YG Speakers Big and Small
Frustrated, not by the system, but by the ego-driven performance of the violin concerto that surrounded me in my youth, I moved on to the big room. In a space where it could strut its stuff without constraint, the mighty YG Acoustics Anat III Studio Signature ($68,000/pair) kept company the Accuphase DP-600 SA-CD player ($21,000), Veloce Audio LS1 Mk.II battery-powered linestage ($18,000), Tenor Audio 175S stereo amplifier ($55,000), and Kubala-Sosna Research Elation! Interconnects & speaker cables ($6000/first meter) and power cables ($1800/first meter).

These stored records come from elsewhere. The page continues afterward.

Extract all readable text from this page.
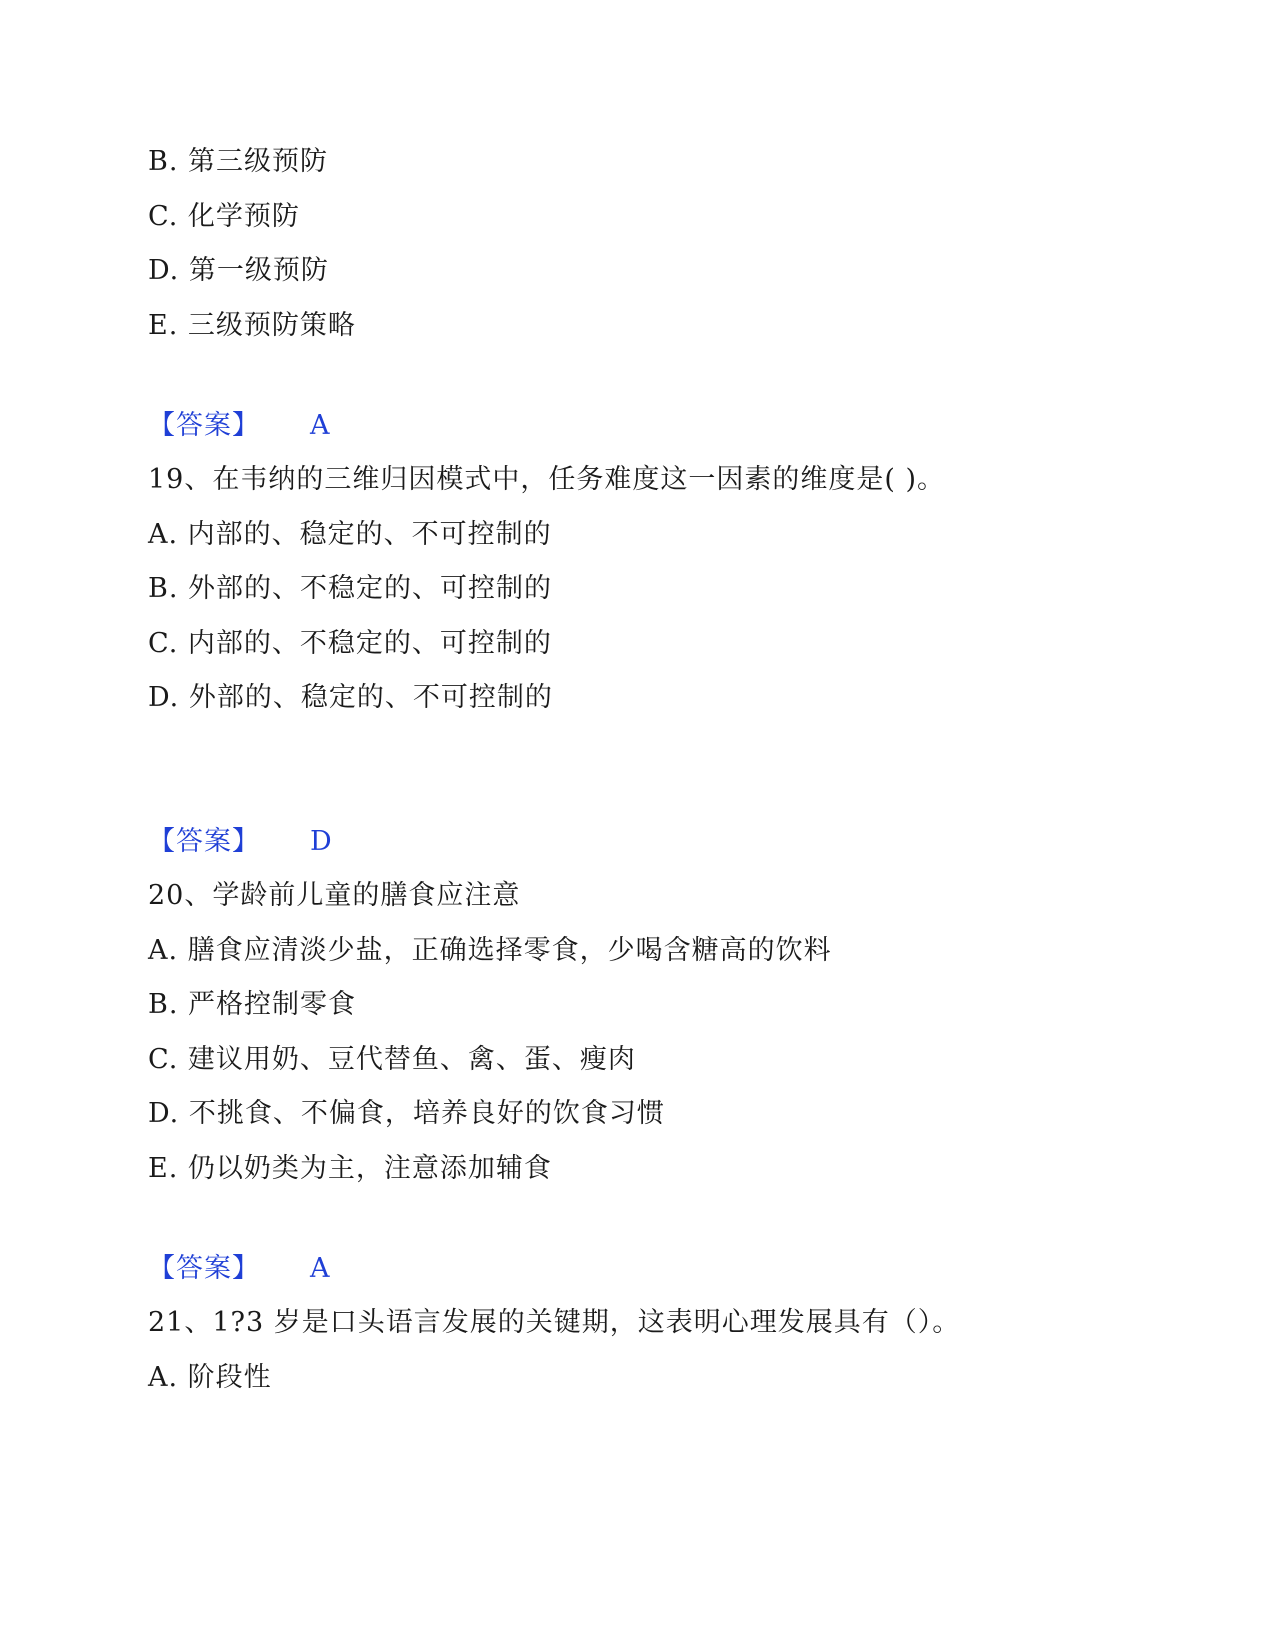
B. 第三级预防
C. 化学预防
D. 第一级预防
E. 三级预防策略
【答案】 A
19、在韦纳的三维归因模式中，任务难度这一因素的维度是( )。
A. 内部的、稳定的、不可控制的
B. 外部的、不稳定的、可控制的
C. 内部的、不稳定的、可控制的
D. 外部的、稳定的、不可控制的
【答案】 D
20、学龄前儿童的膳食应注意
A. 膳食应清淡少盐，正确选择零食，少喝含糖高的饮料
B. 严格控制零食
C. 建议用奶、豆代替鱼、禽、蛋、瘦肉
D. 不挑食、不偏食，培养良好的饮食习惯
E. 仍以奶类为主，注意添加辅食
【答案】 A
21、1?3 岁是口头语言发展的关键期，这表明心理发展具有（）。
A. 阶段性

This system delivered the kind of end-of-the-show lift, punch, and wow that sends you home smiling. When I entered, raucous rock sounded just as gut-shaking and raucous as one might wish. But when we switched to my SACD of Ivan Fischer conducting Mahler’s Symphony 2, the sound was equally big, effortless, remarkably full-range, and supremely controlled. I need to emphasize the latter point, because when the orchestra’s timpanist launched into a rapid timpani roll, the blur that I am accustomed to hearing was instead rendered as distinct, even, and extremely rapid thwacks. Combined with the presentation’s great height, width, and depth, this was a major wow.

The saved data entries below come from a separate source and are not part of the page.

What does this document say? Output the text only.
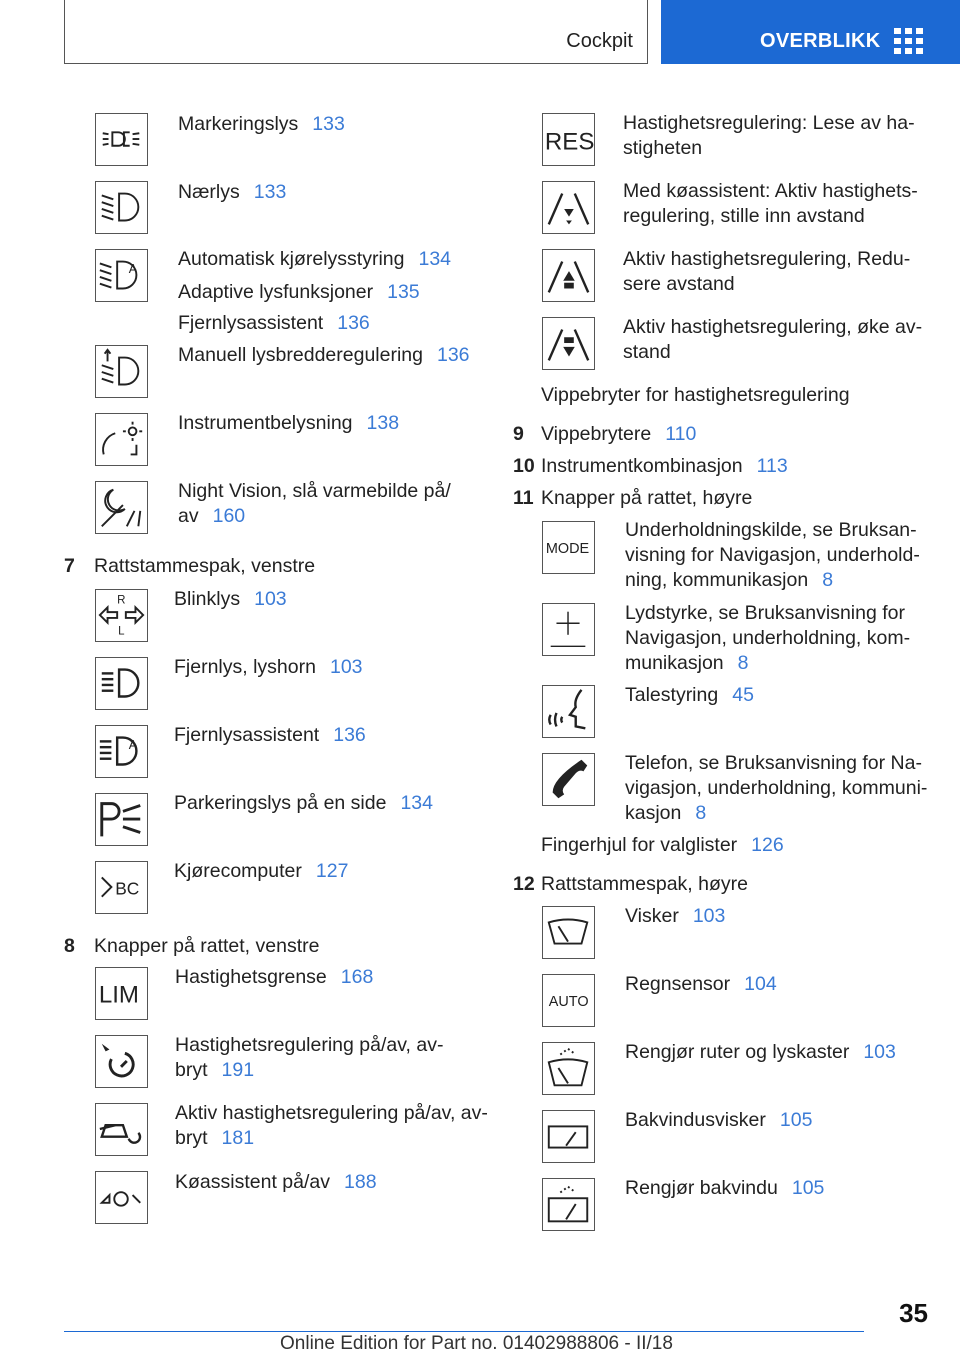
Cockpit	OVERBLIKK
Markeringslys 133
Nærlys 133
A Automatisk kjørelysstyring 134
Adaptive lysfunksjoner 135
Fjernlysassistent 136
Manuell lysbredderegulering 136
Instrumentbelysning 138
Night Vision, slå varmebilde på/
av 160
7 Rattstammespak, venstre
R
L
Blinklys 103
Fjernlys, lyshorn 103
A Fjernlysassistent 136
Parkeringslys på en side 134
BC
Kjørecomputer 127
8 Knapper på rattet, venstre
LIM
Hastighetsgrense 168
Hastighetsregulering på/av, av-
bryt 191
Aktiv hastighetsregulering på/av, av-
bryt 181
Køassistent på/av 188
RES
Hastighetsregulering: Lese av ha-
stigheten
Med køassistent: Aktiv hastighets-
regulering, stille inn avstand
Aktiv hastighetsregulering, Redu-
sere avstand
Aktiv hastighetsregulering, øke av-
stand
Vippebryter for hastighetsregulering
9 Vippebrytere 110
10 Instrumentkombinasjon 113
11 Knapper på rattet, høyre
MODE
Underholdningskilde, se Bruksan-
visning for Navigasjon, underhold-
ning, kommunikasjon 8
Lydstyrke, se Bruksanvisning for
Navigasjon, underholdning, kom-
munikasjon 8
Talestyring 45
Telefon, se Bruksanvisning for Na-
vigasjon, underholdning, kommuni-
kasjon 8
Fingerhjul for valglister 126
12 Rattstammespak, høyre
Visker 103
AUTO
Regnsensor 104
Rengjør ruter og lyskaster 103
Bakvindusvisker 105
Rengjør bakvindu 105
35
Online Edition for Part no. 01402988806 - II/18
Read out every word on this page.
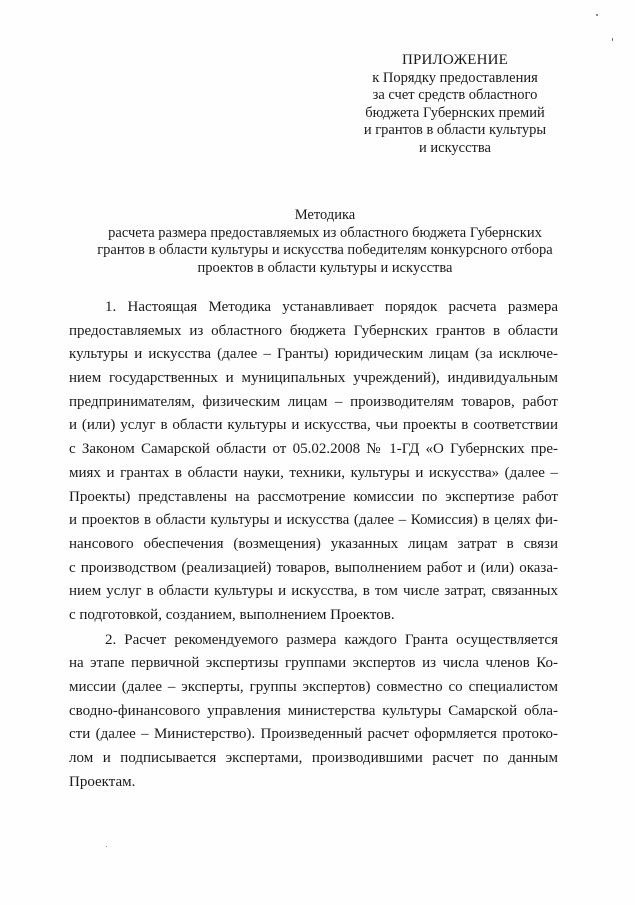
ПРИЛОЖЕНИЕ
к Порядку предоставления
за счет средств областного
бюджета Губернских премий
и грантов в области культуры
и искусства
Методика
расчета размера предоставляемых из областного бюджета Губернских
грантов в области культуры и искусства победителям конкурсного отбора
проектов в области культуры и искусства
1. Настоящая Методика устанавливает порядок расчета размера
предоставляемых из областного бюджета Губернских грантов в области
культуры и искусства (далее – Гранты) юридическим лицам (за исключе-
нием государственных и муниципальных учреждений), индивидуальным
предпринимателям, физическим лицам – производителям товаров, работ
и (или) услуг в области культуры и искусства, чьи проекты в соответствии
с Законом Самарской области от 05.02.2008 № 1-ГД «О Губернских пре-
миях и грантах в области науки, техники, культуры и искусства» (далее –
Проекты) представлены на рассмотрение комиссии по экспертизе работ
и проектов в области культуры и искусства (далее – Комиссия) в целях фи-
нансового обеспечения (возмещения) указанных лицам затрат в связи
с производством (реализацией) товаров, выполнением работ и (или) оказа-
нием услуг в области культуры и искусства, в том числе затрат, связанных
с подготовкой, созданием, выполнением Проектов.
2. Расчет рекомендуемого размера каждого Гранта осуществляется
на этапе первичной экспертизы группами экспертов из числа членов Ко-
миссии (далее – эксперты, группы экспертов) совместно со специалистом
сводно-финансового управления министерства культуры Самарской обла-
сти (далее – Министерство). Произведенный расчет оформляется протоко-
лом и подписывается экспертами, производившими расчет по данным
Проектам.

There was just one thing. As superb and neutral as the sound was, it all seemed just a little bit unyielding, just a tad removed. It felt as though the system had not fully let down its guard. Since, to my mind, that suggested that something wasn’t performing to its full capacity, I emailed Bill Parish of GTT Audio after the show to ask if everything in the room had been fully broken-in before show time. Thus I learned that while the speakers were fully broken in, all the rest of the components, including the cabling, came fresh out of factory-sealed boxes on Thursday, three days before I visited the room.

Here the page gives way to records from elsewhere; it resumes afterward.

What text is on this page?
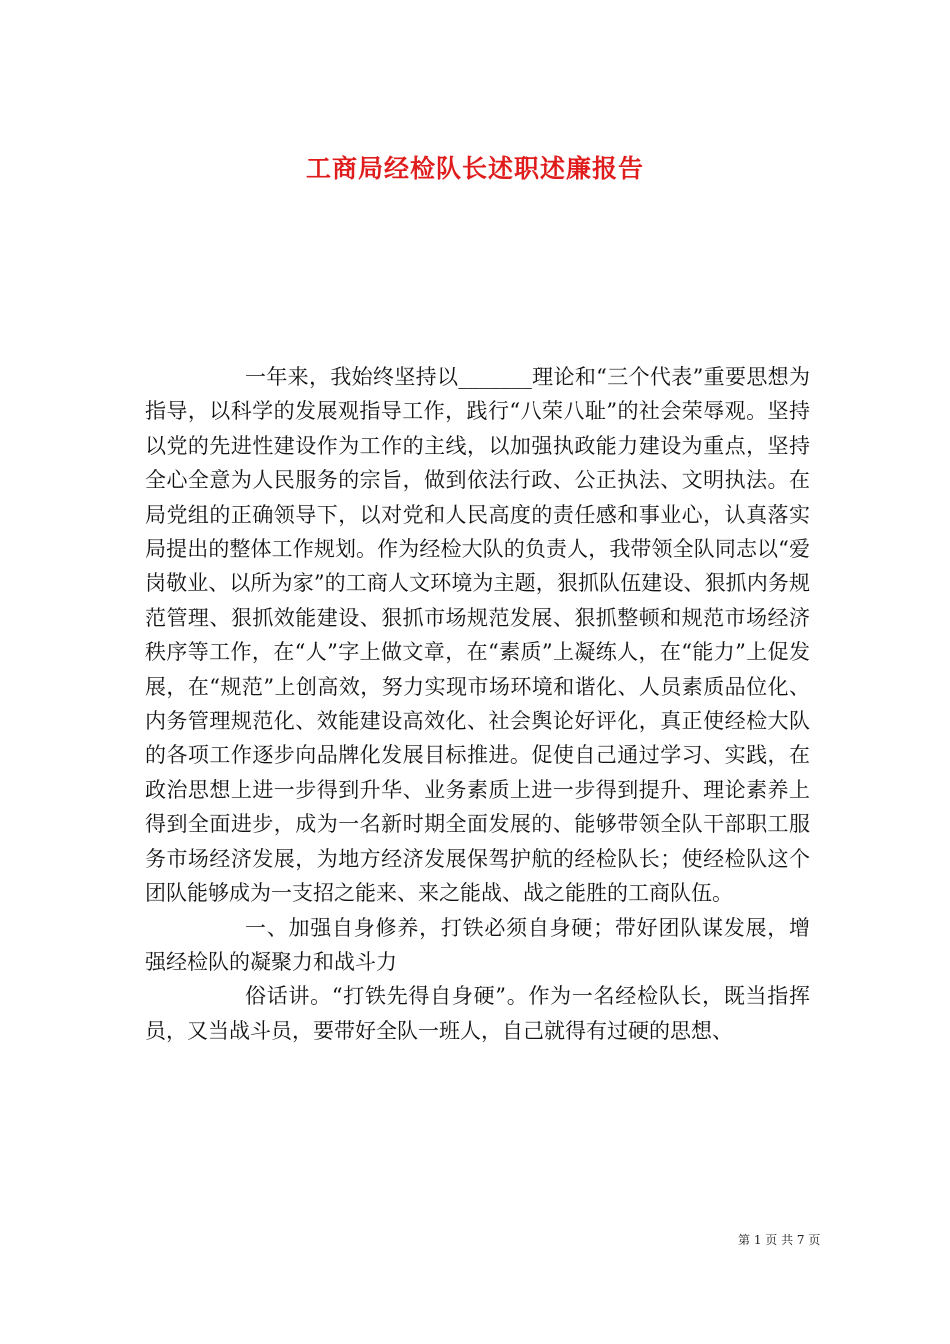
工商局经检队长述职述廉报告

一年来，我始终坚持以_______理论和“三个代表”重要思想为指导，以科学的发展观指导工作，践行“八荣八耻”的社会荣辱观。坚持以党的先进性建设作为工作的主线，以加强执政能力建设为重点，坚持全心全意为人民服务的宗旨，做到依法行政、公正执法、文明执法。在局党组的正确领导下，以对党和人民高度的责任感和事业心，认真落实局提出的整体工作规划。作为经检大队的负责人，我带领全队同志以“爱岗敬业、以所为家”的工商人文环境为主题，狠抓队伍建设、狠抓内务规范管理、狠抓效能建设、狠抓市场规范发展、狠抓整顿和规范市场经济秩序等工作，在“人”字上做文章，在“素质”上凝练人，在“能力”上促发展，在“规范”上创高效，努力实现市场环境和谐化、人员素质品位化、内务管理规范化、效能建设高效化、社会舆论好评化，真正使经检大队的各项工作逐步向品牌化发展目标推进。促使自己通过学习、实践，在政治思想上进一步得到升华、业务素质上进一步得到提升、理论素养上得到全面进步，成为一名新时期全面发展的、能够带领全队干部职工服务市场经济发展，为地方经济发展保驾护航的经检队长；使经检队这个团队能够成为一支招之能来、来之能战、战之能胜的工商队伍。

一、加强自身修养，打铁必须自身硬；带好团队谋发展，增强经检队的凝聚力和战斗力

俗话讲。“打铁先得自身硬”。作为一名经检队长，既当指挥员，又当战斗员，要带好全队一班人，自己就得有过硬的思想、

第 1 页 共 7 页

“We feel that the components that we represent sound good out of the box and get more refined with usage,” Bill wrote. While I certainly cannot disagree, I wonder how many people who visited this room and heard what I heard left with the impression that the system was to some extent cold and unfeeling. If so, that’s a shame, because the room’s components, individually and collectively, are some of the most musically expressive components the high-end has to offer.